Bu sorunun yanıtını bilmiyorum ve muhtemelen bu ilişkilerin içinde olmayan hiç kimse de bilmiyor. Fakat, üzerine düşünmek için geleceğimiz açısından çok önemli olduğunu bildiğim bir deneyimimi sizinle paylaşmak isterim. İbiş’in üniversiteyi tasfiye sürecinin en canlı döneminde Mülkiye’den ilk ihraç edilen arkadaşlarımız hakkında üniversite rektörlüğü tarafından cumhurbaşkanına hakaret konulu soruşturmalar açıldı. İçinde cumhurbaşkanının adının bile geçmediği tweetler geriye dönük araştırma yapılarak derlenmiş ve soruşturma konusu yapılmıştı. Böyle bir hukuksuzluğu gündem yapmak için CHP İl Başkanlığı’na bir ziyaret düzenledik. Dönemin İl Başkanı Adnan Keskin, bizi dinledikten sonra gergin bir ifadeyle İbiş’in kendisinin arkadaşı olduğunu söyledi ve “siz de cumhurbaşkanına hakaret etmeseydiniz” dedi. OSİAD Başkanı Keskin, bir yemek şirketinin de sahibiydi. Muhtemelen kantinde kurulmuş bir arkadaşlıktı söz konusu olan. İbiş’in patronlarla arası iyiydi, hala öyle. TÜSİAV ve ASTOP Başkanı Veli Sarıtoprak onu defalarca ziyaret etti, Ankara’nın patronları sayfasına taşıdı, ödül verdi. Sarıtoprak, Ankara’da idare mahkemesi başkanı, adı otel toplantılarına ve davasına baktığı patronların doğum günü partisine katılma gibi skandallara karışan Esat Toklu’ya da ödül vermişti. İbiş’in siyasi yelpazesini geniş tutmasının başka örnekleri de var. Örneğin, bugün CHP Genel Başkan Yardımcısı olarak görev yapan Prof.

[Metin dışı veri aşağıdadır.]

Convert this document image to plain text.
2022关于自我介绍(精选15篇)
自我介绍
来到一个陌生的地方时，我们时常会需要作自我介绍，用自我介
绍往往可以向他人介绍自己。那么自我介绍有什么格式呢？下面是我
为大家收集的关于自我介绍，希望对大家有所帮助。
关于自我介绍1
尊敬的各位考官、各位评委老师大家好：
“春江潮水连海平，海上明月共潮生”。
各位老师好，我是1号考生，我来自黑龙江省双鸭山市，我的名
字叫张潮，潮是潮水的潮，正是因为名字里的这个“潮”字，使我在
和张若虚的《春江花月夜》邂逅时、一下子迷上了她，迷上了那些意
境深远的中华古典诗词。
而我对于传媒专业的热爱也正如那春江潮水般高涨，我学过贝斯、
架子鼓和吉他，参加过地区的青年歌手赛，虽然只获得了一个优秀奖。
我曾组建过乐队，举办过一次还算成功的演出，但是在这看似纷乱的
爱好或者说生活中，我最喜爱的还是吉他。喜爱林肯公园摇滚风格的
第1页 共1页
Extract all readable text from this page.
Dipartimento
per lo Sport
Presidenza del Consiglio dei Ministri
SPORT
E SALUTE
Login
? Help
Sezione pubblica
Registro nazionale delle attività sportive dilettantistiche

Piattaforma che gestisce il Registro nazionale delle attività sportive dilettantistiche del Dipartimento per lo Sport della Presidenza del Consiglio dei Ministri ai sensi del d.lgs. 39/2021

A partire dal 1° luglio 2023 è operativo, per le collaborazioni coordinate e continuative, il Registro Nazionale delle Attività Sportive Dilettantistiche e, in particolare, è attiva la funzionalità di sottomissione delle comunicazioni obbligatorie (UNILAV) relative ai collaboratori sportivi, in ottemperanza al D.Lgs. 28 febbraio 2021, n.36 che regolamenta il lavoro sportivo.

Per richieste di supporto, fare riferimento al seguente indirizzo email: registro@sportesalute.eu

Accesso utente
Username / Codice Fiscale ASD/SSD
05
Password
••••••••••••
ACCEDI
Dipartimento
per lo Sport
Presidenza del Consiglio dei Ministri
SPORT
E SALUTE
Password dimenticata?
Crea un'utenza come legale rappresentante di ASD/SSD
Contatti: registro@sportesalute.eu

Fethi Açıkel, ihraçların hemen sonrasında, ilk ihraç edilen arkadaşlarımızdan birine, “ben ikinci defa da İbiş’e oy verdim, ondan hesap sorabilmek için demişti.” O kadar şeyden, üniversiteye yapılan büyük saldırıya tanıklıktan sonra 2016 yılında Erkan İbiş’e oy veren kişiyi, arkadaşımızın yanından ne kadar güzel uzaklaştırdığını hatırlıyorum. Açıkel, koskoca muhalefetin genel başkan yardımcısı oldu ama oyunun hesabını hala sormadı, belli ki oyunun sonuçlarından memnun. İbiş’in Tıp Fakültesi’nde kadrolaşmayı önlediğinden, üniversiteyi koruduğuna kadar binlerce deli saçması savunmayı yeniden anmak bile zül geliyor artık.
Bu kişisel deneyim aslında mevcut kamusal sorunumuzun temelini oluşturuyor. Sayın Kılıçdaroğlu, AKP hükümetleri döneminde anayasa ve kanunlara aykırı davranan bürokratlara çok yerinde bir uyarı yaptı. Özetle, “Suça ortak olmayın” dedi. Bir geçiş sürecinin yaşanması kaçınılmaz olan Türkiye bakımından kritik bir çağrıydı bu ki bürokratların çağrıya kulak tıkamadığını yaşanan gelişmelerden anlıyoruz. 2003 yılında Ordu Göreve Pankartı açılan mitingin düzenleyicilerinden olan Rektör Nusret Aras’ın yardımcısı Erkan İbiş’in AKP Siyaset Akademisinde ders veren, Ensar Vakfı ile toplantı yapan, iktidara yaranmak için akademisyen kıyımının mimarlarından olan rektör olmaya varan kariyerini düşündüğümüzde geçiş sürecinin en tehlikeli sızıntılarının bu gibi kişiler olacağını rahatlıkla anlayabiliriz.
Hamisinin kim olduğunu bilemeyiz, aslında trajedimiz bakımından Dickens’ın kurgusu kadar temel önemde de değil; ama hukuk ve kamu yararı anlayışının karşısında biat ve kendi çıkarına dönük güç elde etme girişimleriyle anılan bu tip sızıntılara izin vermemek, eğer demokratikleşme hedefi ve adaleti sağlama perspektifinin tekabül ettiği bir gerçeklik varsa temel önemde.